Parafrasando Padre Zanotelli, l’uomo convinto di poter governare il mondo, di poterlo modellare a suo piacimento, non ha badato a spese sulla vita altrui. Dal 1963, ogni qualvolta che non c’è attenzione sull’ambiente, accade un nuovo Vajont. I disastri ambientali sono la conseguenza di un atto egoistico umano per perseguire il progresso industriale: ma il surriscaldamento globale ha dimostrato che l’assenza d’acqua sarà sempre maggiore con il passare del tempo, mettendo a rischio il benessere dell’intero ecosistema. Continuando con le parole di Zanotelli, se per il 70% l’uomo è fatto d’acqua, le vicende odierne continuano a ricordare che ancora oggi non è diritto umano usufruirne liberamente senza tassazioni: come a negare il diritto alla vita, l’uomo continua a costruire dighe e a canalizzare torrenti, impassibile delle cause.

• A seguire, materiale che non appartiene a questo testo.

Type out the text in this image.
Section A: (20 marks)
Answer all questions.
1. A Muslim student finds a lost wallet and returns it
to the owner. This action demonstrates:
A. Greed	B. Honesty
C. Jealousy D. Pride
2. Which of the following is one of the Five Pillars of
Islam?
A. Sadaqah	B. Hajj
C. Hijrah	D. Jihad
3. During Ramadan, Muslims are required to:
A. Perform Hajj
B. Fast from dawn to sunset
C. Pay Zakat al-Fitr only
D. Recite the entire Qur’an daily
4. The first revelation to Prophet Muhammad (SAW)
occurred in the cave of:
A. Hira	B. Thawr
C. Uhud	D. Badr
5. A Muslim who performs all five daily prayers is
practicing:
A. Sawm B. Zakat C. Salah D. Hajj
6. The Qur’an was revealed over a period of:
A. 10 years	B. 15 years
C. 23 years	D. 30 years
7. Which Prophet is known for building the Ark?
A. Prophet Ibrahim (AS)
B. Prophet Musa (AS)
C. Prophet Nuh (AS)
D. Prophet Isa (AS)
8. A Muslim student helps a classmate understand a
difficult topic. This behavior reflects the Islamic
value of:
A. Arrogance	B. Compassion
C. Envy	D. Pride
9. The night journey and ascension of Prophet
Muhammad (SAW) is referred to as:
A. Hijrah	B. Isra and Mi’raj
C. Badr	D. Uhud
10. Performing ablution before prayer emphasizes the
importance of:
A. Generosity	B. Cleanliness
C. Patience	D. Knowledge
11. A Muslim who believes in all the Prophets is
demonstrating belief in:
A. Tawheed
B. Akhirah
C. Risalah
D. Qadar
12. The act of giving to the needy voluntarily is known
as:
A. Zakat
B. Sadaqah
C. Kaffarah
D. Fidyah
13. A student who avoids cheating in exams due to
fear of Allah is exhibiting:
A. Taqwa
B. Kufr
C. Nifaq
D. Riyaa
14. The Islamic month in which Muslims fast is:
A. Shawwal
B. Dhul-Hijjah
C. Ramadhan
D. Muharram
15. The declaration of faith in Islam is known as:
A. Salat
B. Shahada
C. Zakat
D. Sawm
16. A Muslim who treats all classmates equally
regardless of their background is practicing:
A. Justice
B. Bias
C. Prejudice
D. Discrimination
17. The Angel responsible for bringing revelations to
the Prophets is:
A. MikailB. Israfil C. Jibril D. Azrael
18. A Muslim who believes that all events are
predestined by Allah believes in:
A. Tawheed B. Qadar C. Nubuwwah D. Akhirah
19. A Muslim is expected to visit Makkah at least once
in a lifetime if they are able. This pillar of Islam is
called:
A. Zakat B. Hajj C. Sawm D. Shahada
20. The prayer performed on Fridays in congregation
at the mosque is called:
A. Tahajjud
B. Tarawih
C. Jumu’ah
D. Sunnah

Ma l’arte non resta insensibile. In un azione corale di teatro civile, VajontS urla alle menti, provoca lacrime e ammutolisce i presenti. E sul palco di Sala Assoli anche Luca Iervolino e Massimo Ruccio non trattengono l’emozione davanti al silenzio calato sulla platea, e sgomenti chiudono:
“A volte ci dicono di osservare un minuto di silenzio. È una fesseria. I silenzi non si osservano, si cantano. Bisognerebbe cantarli. Non c’è una canzone per il Vajont. Il vostro silenzio è quella canzone. Grazie, e non dimentichiamo. Fine.”